Their Existing Method
- A laptop running Kali Linux and Aircrack-ng with an Alfa antenna; and
- A Netscout WiFi Analyser.
Our CTO Mike Thompson walked the floors of 3 buildings over 3 days with the Pursuit tracker, side-by-side with their two-man team using the laptop and WiFi analyser.
On each floor the team member operating the laptop would:
- From one corner of the floor, see which unauthorised WiFi access points (APs) were picked up by the laptop
- Repeat for the other 3 corners of the floor
- Select 4 – 5 APs to locate and investigate
- Cut and paste these APs to a spreadsheet (with one hand while holding the laptop with the other)
- Tell the other team member with the WiFi analyser which APs to find
- When the APs were found, investigate them and record the results in the spreadsheet.
On each floor the team member operating the WiFi analyser would:
- Carry the heavy WiFi analyser on a lanyard around his neck
- Change batteries every 90 minutes from the huge bag of heavy batteries he lugged around
- Attempt to track down the selected APs by following the signal strength in a spiral pattern, narrowing down the location of the AP through trial and error.
The HackHunter Method
On each floor Mike would:
- Point the 250g hand-held Pursuit tracker to the 4 cardinal points to find the direction of the AP
- Walk towards it
- Continue the process until the AP was located, to within a few centimetres.
So what happened?
The HackHunter Pursuit tracker was 300% more effective during the Wifi audit, finding the APs first by a wide margin, except in the few cases when the WiFi analyser was right next to the AP and the Pursuit tracker was on the other side of the floor when tracking started.
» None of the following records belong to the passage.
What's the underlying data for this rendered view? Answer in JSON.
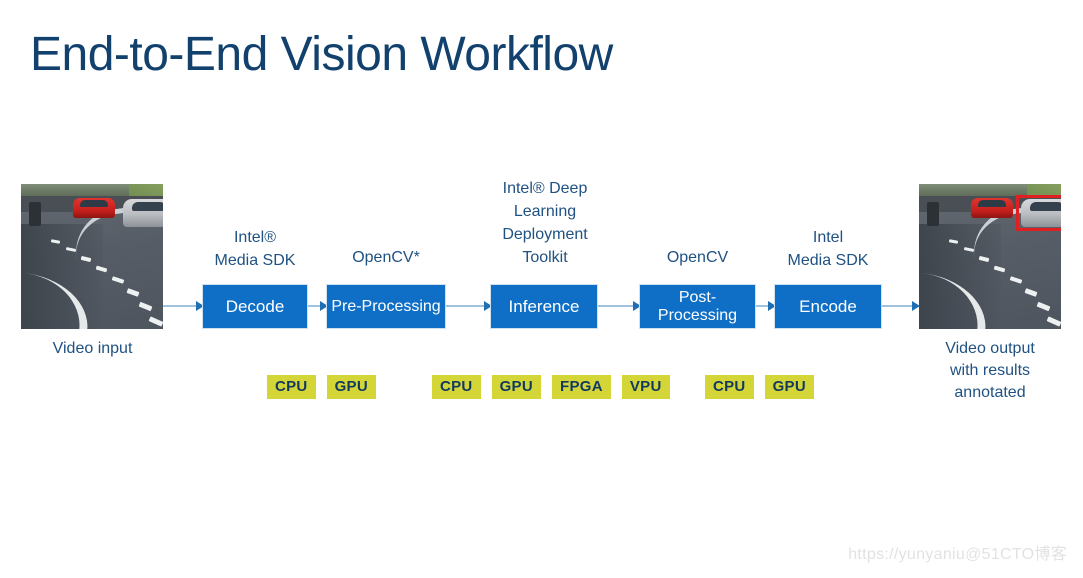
{
  "slide": {
    "title": "End-to-End Vision Workflow",
    "title_color": "#12416e",
    "background_color": "#ffffff"
  },
  "theme": {
    "box_blue": "#0f6fc6",
    "label_blue": "#1f5182",
    "badge_yellow": "#d4d638",
    "badge_text": "#123a5e",
    "arrow_blue": "#9fc3dd",
    "detection_box_red": "#e02020"
  },
  "media": {
    "input": {
      "caption": "Video input",
      "scene_description": "road-with-cars-photo",
      "has_detection_box": false
    },
    "output": {
      "caption": "Video output\nwith results\nannotated",
      "caption_line1": "Video output",
      "caption_line2": "with results",
      "caption_line3": "annotated",
      "scene_description": "road-with-cars-photo",
      "has_detection_box": true
    }
  },
  "pipeline": {
    "stages": [
      {
        "id": "decode",
        "label": "Decode",
        "tech_label": "Intel® Media SDK",
        "tech_label_line1": "Intel®",
        "tech_label_line2": "Media SDK",
        "accelerators": [
          "CPU",
          "GPU"
        ]
      },
      {
        "id": "pre-processing",
        "label": "Pre-Processing",
        "tech_label": "OpenCV*",
        "accelerators": []
      },
      {
        "id": "inference",
        "label": "Inference",
        "tech_label": "Intel® Deep Learning Deployment Toolkit",
        "tech_label_line1": "Intel® Deep",
        "tech_label_line2": "Learning",
        "tech_label_line3": "Deployment",
        "tech_label_line4": "Toolkit",
        "accelerators": [
          "CPU",
          "GPU",
          "FPGA",
          "VPU"
        ]
      },
      {
        "id": "post-processing",
        "label": "Post-Processing",
        "label_line1": "Post-",
        "label_line2": "Processing",
        "tech_label": "OpenCV",
        "accelerators": []
      },
      {
        "id": "encode",
        "label": "Encode",
        "tech_label": "Intel Media SDK",
        "tech_label_line1": "Intel",
        "tech_label_line2": "Media SDK",
        "accelerators": [
          "CPU",
          "GPU"
        ]
      }
    ],
    "accelerator_groups": [
      {
        "id": "decode-accelerators",
        "items": [
          "CPU",
          "GPU"
        ]
      },
      {
        "id": "inference-accelerators",
        "items": [
          "CPU",
          "GPU",
          "FPGA",
          "VPU"
        ]
      },
      {
        "id": "encode-accelerators",
        "items": [
          "CPU",
          "GPU"
        ]
      }
    ]
  },
  "watermark": {
    "text": "https://yunyaniu@51CTO博客"
  }
}
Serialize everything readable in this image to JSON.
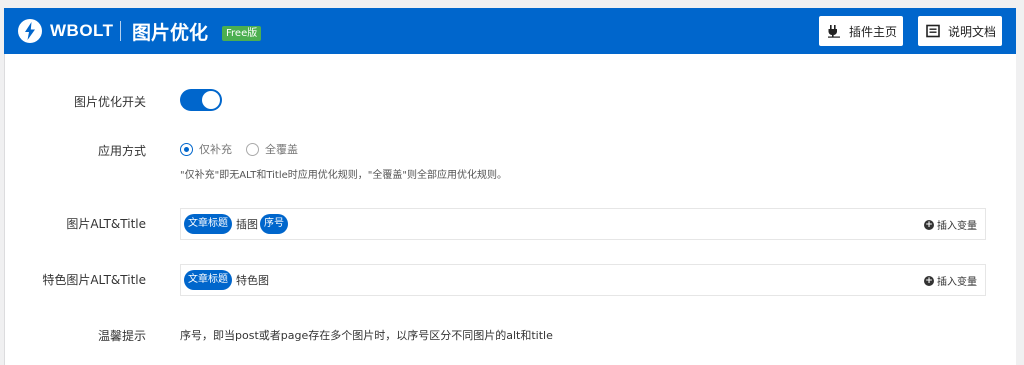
{
  "header": {
    "brand": "WBOLT",
    "title": "图片优化",
    "badge": "Free版",
    "plugin_home_label": "插件主页",
    "docs_label": "说明文档",
    "bg_color": "#0066cc"
  },
  "settings": {
    "switch": {
      "label": "图片优化开关",
      "enabled": true
    },
    "mode": {
      "label": "应用方式",
      "options": [
        "仅补充",
        "全覆盖"
      ],
      "selected": "仅补充",
      "hint": "\"仅补充\"即无ALT和Title时应用优化规则，\"全覆盖\"则全部应用优化规则。"
    },
    "img_alt": {
      "label": "图片ALT&Title",
      "tokens": [
        {
          "type": "var",
          "text": "文章标题"
        },
        {
          "type": "text",
          "text": "插图"
        },
        {
          "type": "var",
          "text": "序号"
        }
      ],
      "insert_label": "插入变量"
    },
    "feature_alt": {
      "label": "特色图片ALT&Title",
      "tokens": [
        {
          "type": "var",
          "text": "文章标题"
        },
        {
          "type": "text",
          "text": "特色图"
        }
      ],
      "insert_label": "插入变量"
    },
    "tip": {
      "label": "温馨提示",
      "text": "序号，即当post或者page存在多个图片时，以序号区分不同图片的alt和title"
    }
  }
}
Our Pursuit tracker alerted that there were 3 potentially malicious APs:
- Under the floor, which the WiFi analyser didn’t even register as it only operates on the horizontal plane
- A suspicious unknown person
- A device hidden in a bag switched off remotely on approach.
We were even able to do something the laptop and WiFi analyser couldn’t do at all – tell the difference between unauthorised and malicious WiFi.
The HackHunter Pursuit tracker was so much easier to use (lightweight, single-hand use and 10.5 hours with no battery change) that the team member operating the heavy WiFi analyser asked to swap!
Through this trial we proved that HackHunter Pursuit is significantly more effective than the existing method of performing rogue access point and Wifi audits, finding rogue access points and other potentially malicious WiFi sources quicker, easier and more accurately, saving time and money.